The Ministry of Environment and Climate Change also published Ordinance MMA GM/MMA 553/23, establishing the working group to organize the Amazon Summit. It is worth mentioning the diversity of the group, composed by a representative of each of the following bodies, as determined by article 2 of the Ordinance:

  • Executive Secretariat;
  • Extraordinary National Secretariat for Deforestation Control and Territorial Environmental Planning;
  • National Secretariat for Climate Change;
  • National Secretariat for Biodiversity, Forests and Animal Rights;
  • National Secretariat of Urban Environment and Environmental Quality;
  • National Secretariat of Bioeconomy;
  • National Secretariat of Traditional Peoples and Communities and Rural Sustainable Development;
  • Brazilian Forest Service (Serviço Florestal Brasileiro or SFB);
  • Special Advisory on International Affairs;
  • Brazilian Institute of the Environment and Renewable Natural Resources (Instituto Brasileiro do Meio Ambiente e dos Recursos Naturais Renováveis or Ibama);
  • Chico Mendes Institute for Biodiversity Conservation – Chico Mendes Institute; and
  • National Agency for Water and Basic Sanitation (Agência Nacional de Águas e Saneamento Básico or ANA).

The meeting of several participants also occurs in the preparatory phase of the event.
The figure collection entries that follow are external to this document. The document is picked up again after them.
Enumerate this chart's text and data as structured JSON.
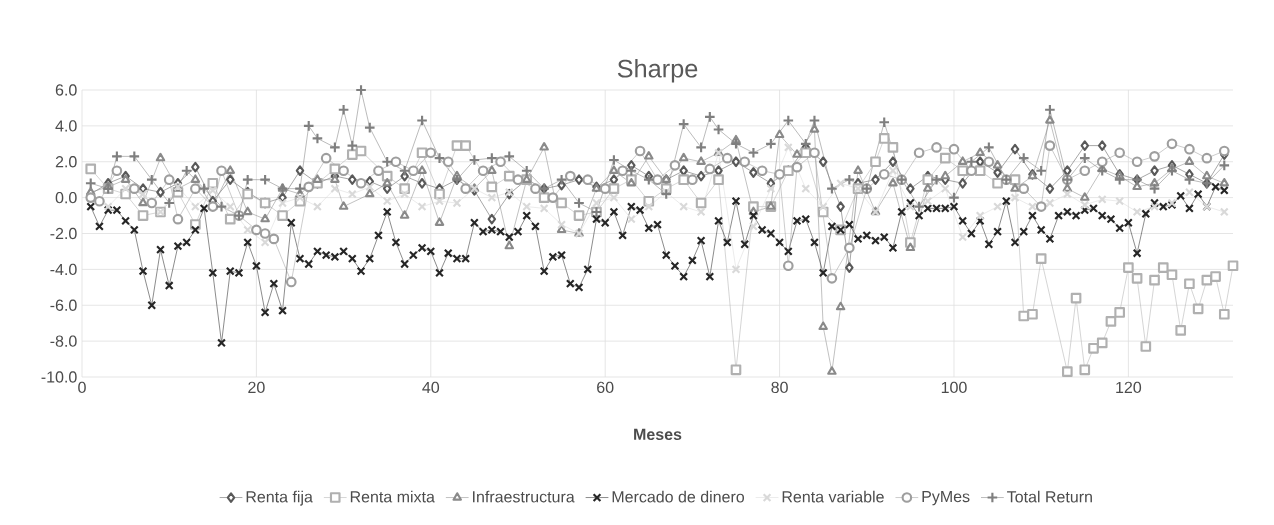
{
  "chart_data": {
    "type": "line",
    "title": "Sharpe",
    "xlabel": "Meses",
    "xlim": [
      0,
      132
    ],
    "xticks": [
      0,
      20,
      40,
      60,
      80,
      100,
      120
    ],
    "ylim": [
      -10,
      6
    ],
    "yticks": [
      {
        "value": -10,
        "label": "-10.0"
      },
      {
        "value": -8,
        "label": "-8.0"
      },
      {
        "value": -6,
        "label": "-6.0"
      },
      {
        "value": -4,
        "label": "-4.0"
      },
      {
        "value": -2,
        "label": "-2.0"
      },
      {
        "value": 0,
        "label": "0.0"
      },
      {
        "value": 2,
        "label": "2.0"
      },
      {
        "value": 4,
        "label": "4.0"
      },
      {
        "value": 6,
        "label": "6.0"
      }
    ],
    "grid": true,
    "legend": "bottom",
    "series": [
      {
        "name": "Renta fija",
        "color": "#595959",
        "marker": "diamond",
        "x": [
          1,
          3,
          5,
          7,
          9,
          11,
          13,
          15,
          17,
          19,
          21,
          23,
          25,
          27,
          29,
          31,
          33,
          35,
          37,
          39,
          41,
          43,
          45,
          47,
          49,
          51,
          53,
          55,
          57,
          59,
          61,
          63,
          65,
          67,
          69,
          71,
          73,
          75,
          77,
          79,
          81,
          83,
          85,
          87,
          88,
          89,
          91,
          93,
          95,
          97,
          99,
          101,
          103,
          105,
          107,
          109,
          111,
          113,
          115,
          117,
          119,
          121,
          123,
          125,
          127,
          129,
          131
        ],
        "values": [
          0.2,
          0.8,
          1.2,
          0.5,
          0.3,
          0.8,
          1.7,
          -0.2,
          1.0,
          0.3,
          -0.3,
          0.0,
          1.5,
          0.8,
          1.2,
          1.0,
          0.9,
          0.5,
          1.2,
          0.8,
          0.5,
          1.0,
          0.4,
          -1.2,
          0.2,
          1.0,
          0.5,
          0.7,
          1.0,
          0.6,
          1.0,
          1.8,
          1.2,
          1.0,
          1.5,
          1.2,
          1.5,
          2.0,
          1.4,
          0.8,
          1.5,
          2.8,
          2.0,
          -0.5,
          -3.9,
          0.8,
          1.0,
          2.0,
          0.5,
          1.2,
          1.0,
          0.8,
          2.0,
          1.4,
          2.7,
          1.3,
          0.5,
          1.5,
          2.9,
          2.9,
          1.3,
          1.0,
          1.5,
          1.8,
          1.3,
          0.8,
          2.4
        ]
      },
      {
        "name": "Renta mixta",
        "color": "#b0b0b0",
        "marker": "square",
        "x": [
          1,
          3,
          5,
          7,
          9,
          11,
          13,
          15,
          17,
          19,
          21,
          23,
          25,
          27,
          29,
          31,
          32,
          35,
          37,
          39,
          41,
          43,
          44,
          47,
          49,
          51,
          53,
          55,
          57,
          59,
          61,
          63,
          65,
          67,
          69,
          71,
          73,
          75,
          77,
          79,
          81,
          83,
          85,
          87,
          89,
          91,
          92,
          93,
          95,
          97,
          99,
          101,
          103,
          105,
          107,
          108,
          109,
          110,
          113,
          114,
          115,
          116,
          117,
          118,
          119,
          120,
          121,
          122,
          123,
          124,
          125,
          126,
          127,
          128,
          129,
          130,
          131,
          132
        ],
        "values": [
          1.6,
          0.5,
          0.2,
          -1.0,
          -0.8,
          0.3,
          -1.5,
          0.8,
          -1.2,
          0.2,
          -0.3,
          -1.0,
          -0.2,
          0.8,
          1.6,
          2.4,
          2.6,
          1.2,
          0.5,
          2.5,
          0.2,
          2.9,
          2.9,
          0.6,
          1.2,
          1.0,
          0.0,
          -0.3,
          -1.0,
          -0.8,
          0.5,
          1.0,
          -0.2,
          0.5,
          1.0,
          -0.3,
          1.0,
          -9.6,
          -0.5,
          -0.5,
          1.5,
          2.5,
          -0.8,
          -1.8,
          0.5,
          2.0,
          3.3,
          2.8,
          -2.5,
          1.0,
          2.2,
          1.5,
          1.5,
          0.8,
          1.0,
          -6.6,
          -6.5,
          -3.4,
          -9.7,
          -5.6,
          -9.6,
          -8.4,
          -8.1,
          -6.9,
          -6.4,
          -3.9,
          -4.5,
          -8.3,
          -4.6,
          -3.9,
          -4.3,
          -7.4,
          -4.8,
          -6.2,
          -4.6,
          -4.4,
          -6.5,
          -3.8
        ]
      },
      {
        "name": "Infraestructura",
        "color": "#8a8a8a",
        "marker": "triangle",
        "x": [
          1,
          3,
          5,
          7,
          9,
          11,
          13,
          15,
          17,
          19,
          21,
          23,
          25,
          27,
          29,
          30,
          33,
          35,
          37,
          39,
          41,
          43,
          45,
          47,
          49,
          51,
          53,
          55,
          57,
          59,
          61,
          63,
          65,
          67,
          69,
          71,
          73,
          75,
          77,
          79,
          80,
          82,
          84,
          85,
          86,
          87,
          89,
          91,
          93,
          95,
          97,
          99,
          101,
          103,
          105,
          107,
          109,
          111,
          113,
          115,
          117,
          119,
          121,
          123,
          125,
          127,
          129,
          131
        ],
        "values": [
          0.3,
          0.6,
          1.0,
          -0.3,
          2.2,
          0.5,
          1.0,
          -0.5,
          1.5,
          -0.8,
          -1.2,
          0.5,
          0.2,
          1.0,
          1.0,
          -0.5,
          0.2,
          0.8,
          -1.0,
          1.5,
          -1.4,
          1.2,
          0.5,
          1.5,
          -2.7,
          1.0,
          2.8,
          -1.8,
          -2.0,
          0.5,
          1.5,
          0.8,
          2.3,
          1.0,
          2.2,
          2.0,
          2.5,
          3.2,
          -0.8,
          -0.5,
          3.5,
          2.4,
          3.8,
          -7.2,
          -9.7,
          -6.1,
          1.5,
          -0.8,
          0.8,
          -2.8,
          0.5,
          1.2,
          2.0,
          2.5,
          1.8,
          0.5,
          1.2,
          4.3,
          0.5,
          0.0,
          1.6,
          1.2,
          0.6,
          0.8,
          1.6,
          2.0,
          1.2,
          0.8
        ]
      },
      {
        "name": "Mercado de dinero",
        "color": "#262626",
        "marker": "cross",
        "x": [
          1,
          2,
          3,
          4,
          5,
          6,
          7,
          8,
          9,
          10,
          11,
          12,
          13,
          14,
          15,
          16,
          17,
          18,
          19,
          20,
          21,
          22,
          23,
          24,
          25,
          26,
          27,
          28,
          29,
          30,
          31,
          32,
          33,
          34,
          35,
          36,
          37,
          38,
          39,
          40,
          41,
          42,
          43,
          44,
          45,
          46,
          47,
          48,
          49,
          50,
          51,
          52,
          53,
          54,
          55,
          56,
          57,
          58,
          59,
          60,
          61,
          62,
          63,
          64,
          65,
          66,
          67,
          68,
          69,
          70,
          71,
          72,
          73,
          74,
          75,
          76,
          77,
          78,
          79,
          80,
          81,
          82,
          83,
          84,
          85,
          86,
          87,
          88,
          89,
          90,
          91,
          92,
          93,
          94,
          95,
          96,
          97,
          98,
          99,
          100,
          101,
          102,
          103,
          104,
          105,
          106,
          107,
          108,
          109,
          110,
          111,
          112,
          113,
          114,
          115,
          116,
          117,
          118,
          119,
          120,
          121,
          122,
          123,
          124,
          125,
          126,
          127,
          128,
          129,
          130,
          131
        ],
        "values": [
          -0.5,
          -1.6,
          -0.7,
          -0.7,
          -1.3,
          -1.8,
          -4.1,
          -6.0,
          -2.9,
          -4.9,
          -2.7,
          -2.5,
          -1.8,
          -0.6,
          -4.2,
          -8.1,
          -4.1,
          -4.2,
          -2.5,
          -3.8,
          -6.4,
          -4.8,
          -6.3,
          -1.4,
          -3.4,
          -3.7,
          -3.0,
          -3.2,
          -3.3,
          -3.0,
          -3.4,
          -4.1,
          -3.4,
          -2.1,
          -0.8,
          -2.5,
          -3.7,
          -3.2,
          -2.8,
          -3.0,
          -4.2,
          -3.1,
          -3.4,
          -3.4,
          -1.4,
          -1.9,
          -1.8,
          -1.9,
          -2.2,
          -1.9,
          -1.0,
          -1.6,
          -4.1,
          -3.3,
          -3.2,
          -4.8,
          -5.0,
          -4.0,
          -1.2,
          -1.4,
          -0.8,
          -2.1,
          -0.5,
          -0.7,
          -1.7,
          -1.5,
          -3.2,
          -3.8,
          -4.4,
          -3.5,
          -2.4,
          -4.4,
          -1.3,
          -2.5,
          -0.2,
          -2.6,
          -1.0,
          -1.8,
          -2.0,
          -2.5,
          -3.0,
          -1.3,
          -1.2,
          -2.5,
          -4.2,
          -1.6,
          -1.8,
          -1.5,
          -2.3,
          -2.1,
          -2.4,
          -2.2,
          -2.8,
          -0.8,
          -0.3,
          -1.0,
          -0.6,
          -0.6,
          -0.6,
          -0.5,
          -1.3,
          -2.0,
          -1.3,
          -2.6,
          -1.9,
          -0.2,
          -2.5,
          -1.9,
          -1.0,
          -1.8,
          -2.3,
          -1.0,
          -0.8,
          -1.0,
          -0.7,
          -0.6,
          -1.0,
          -1.2,
          -1.7,
          -1.4,
          -3.1,
          -0.9,
          -0.3,
          -0.5,
          -0.4,
          0.1,
          -0.6,
          0.2,
          -0.5,
          0.6,
          0.4
        ]
      },
      {
        "name": "Renta variable",
        "color": "#d9d9d9",
        "marker": "cross",
        "x": [
          1,
          3,
          5,
          7,
          9,
          11,
          13,
          15,
          17,
          19,
          21,
          23,
          25,
          27,
          29,
          31,
          33,
          35,
          37,
          39,
          41,
          43,
          45,
          47,
          49,
          51,
          53,
          55,
          57,
          59,
          61,
          63,
          65,
          67,
          69,
          71,
          73,
          75,
          77,
          79,
          81,
          83,
          85,
          87,
          89,
          91,
          93,
          95,
          97,
          99,
          101,
          103,
          105,
          107,
          109,
          111,
          113,
          115,
          117,
          119,
          121,
          123,
          125,
          127,
          129,
          131
        ],
        "values": [
          0.0,
          -0.5,
          0.5,
          0.2,
          -0.8,
          0.6,
          -0.5,
          0.4,
          -0.5,
          -1.8,
          -2.5,
          -0.3,
          0.0,
          -0.5,
          0.5,
          0.2,
          0.6,
          -0.2,
          0.2,
          -0.5,
          -0.2,
          -0.3,
          0.5,
          0.0,
          0.3,
          -0.5,
          -0.6,
          -1.5,
          -2.0,
          -0.3,
          0.0,
          -1.2,
          -0.5,
          0.3,
          -0.5,
          -0.8,
          2.5,
          -4.0,
          -1.6,
          0.5,
          2.8,
          0.5,
          -0.5,
          0.8,
          0.5,
          -0.8,
          1.5,
          -0.5,
          -0.2,
          0.5,
          -2.2,
          -1.0,
          -0.5,
          0.0,
          -0.5,
          -0.3,
          0.2,
          -0.4,
          -0.1,
          -0.2,
          -0.8,
          -0.5,
          -0.3,
          0.3,
          -0.5,
          -0.8
        ]
      },
      {
        "name": "PyMes",
        "color": "#9e9e9e",
        "marker": "circle",
        "x": [
          1,
          2,
          4,
          6,
          8,
          10,
          11,
          13,
          15,
          16,
          18,
          20,
          21,
          22,
          24,
          26,
          28,
          30,
          32,
          34,
          36,
          38,
          40,
          42,
          44,
          46,
          48,
          50,
          52,
          54,
          56,
          58,
          60,
          62,
          64,
          66,
          68,
          70,
          72,
          74,
          76,
          78,
          80,
          81,
          82,
          84,
          86,
          88,
          90,
          92,
          94,
          96,
          98,
          100,
          102,
          104,
          106,
          108,
          110,
          111,
          113,
          115,
          117,
          119,
          121,
          123,
          125,
          127,
          129,
          131
        ],
        "values": [
          0.0,
          -0.2,
          1.5,
          0.5,
          -0.3,
          1.0,
          -1.2,
          0.5,
          -0.5,
          1.5,
          -1.0,
          -1.8,
          -2.0,
          -2.3,
          -4.7,
          0.6,
          2.2,
          1.5,
          0.8,
          1.5,
          2.0,
          1.5,
          2.5,
          2.0,
          0.5,
          1.5,
          2.0,
          1.0,
          0.5,
          0.0,
          1.2,
          1.0,
          0.5,
          1.5,
          2.6,
          1.0,
          1.8,
          1.0,
          1.6,
          2.2,
          2.0,
          1.5,
          1.3,
          -3.8,
          1.7,
          2.5,
          -4.5,
          -2.8,
          0.5,
          1.3,
          1.0,
          2.5,
          2.8,
          2.7,
          1.5,
          2.0,
          1.0,
          0.5,
          -0.5,
          2.9,
          1.0,
          1.5,
          2.0,
          2.5,
          2.0,
          2.3,
          3.0,
          2.7,
          2.2,
          2.6
        ]
      },
      {
        "name": "Total Return",
        "color": "#7f7f7f",
        "marker": "plus",
        "x": [
          1,
          3,
          4,
          6,
          8,
          10,
          12,
          14,
          16,
          18,
          19,
          21,
          23,
          25,
          26,
          27,
          29,
          30,
          31,
          32,
          33,
          35,
          37,
          39,
          41,
          43,
          45,
          47,
          49,
          51,
          53,
          55,
          57,
          59,
          61,
          63,
          65,
          67,
          69,
          71,
          72,
          73,
          75,
          77,
          79,
          81,
          83,
          84,
          86,
          88,
          90,
          92,
          94,
          96,
          98,
          100,
          102,
          104,
          106,
          108,
          110,
          111,
          113,
          115,
          117,
          119,
          121,
          123,
          125,
          127,
          129,
          131
        ],
        "values": [
          0.8,
          0.5,
          2.3,
          2.3,
          1.0,
          -0.3,
          1.5,
          0.5,
          -0.5,
          -1.0,
          1.0,
          1.0,
          0.5,
          0.5,
          4.0,
          3.3,
          2.8,
          4.9,
          2.9,
          6.0,
          3.9,
          2.0,
          1.5,
          4.3,
          2.2,
          1.0,
          2.1,
          2.2,
          2.3,
          1.5,
          0.5,
          1.0,
          -0.3,
          -0.8,
          2.1,
          1.5,
          1.0,
          0.2,
          4.1,
          2.8,
          4.5,
          3.8,
          3.0,
          2.5,
          3.0,
          4.3,
          3.0,
          4.3,
          0.5,
          1.0,
          0.5,
          4.2,
          1.0,
          -0.5,
          1.0,
          0.0,
          2.0,
          2.8,
          1.0,
          2.2,
          1.5,
          4.9,
          1.0,
          2.2,
          1.5,
          1.0,
          1.0,
          0.5,
          1.5,
          1.0,
          0.8,
          1.8
        ]
      }
    ]
  }
}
About 140 organizations of indigenous peoples, quilombolas, traditional communities and civil society (at regional, national and international levels) sent a letter to the Amazonian countries’ presidents, to Brazilian President’s International Office, to Itamaraty, to OTCA and to the Ministries of Foreign Affairs of the Amazonian countries requesting, in general, “spaces for the active and effective participation of indigenous peoples, quilombolas, traditional communities and civil society in the planning and development of the Amazon Summit.”

This effective and active participation could be materialized, for instance, through:

  • autonomously appointed representatives;
  • organizations of diversified working groups, so that their proposals and opinions influence the governments determinations;
  • transparency mechanisms that allow the documents and issued reports to be public; and
  • channels to receive contributions and suggestions.

Pará gains prominence as a venue for environmental discussions

Pará is becoming increasingly important in the environmental agenda especially due to the several international events taking place in its area.

In 2021, for example, Belém hosted the World Bioeconomy Forum, becoming the first venue to host such an event outside of Finland. This year, in addition to the Amazon Summit, the 1st Amazon Environmental Judicial Summit – Judges and Forests at Pará State Court of Justice is scheduled for August. In 2025, the capital of Pará will host the 30th UN Conference of the Parties on Climate Change (COP 30).

The Amazon Summit is fundamental to the implementation of measures towards the region’s sustainable development. In an unprecedented move, the expectation is that the eight countries that have sovereignty over the Amazon Rainforest develop with the interested groups an agenda focused on the protection and ecological conservation of the Amazon.

As an immediate political consequence of the event, the Amazon Summit is expected to strengthen OTCA by boosting cooperation among its member states and intensifying joint actions to address the region's environmental and socio-economic challenges.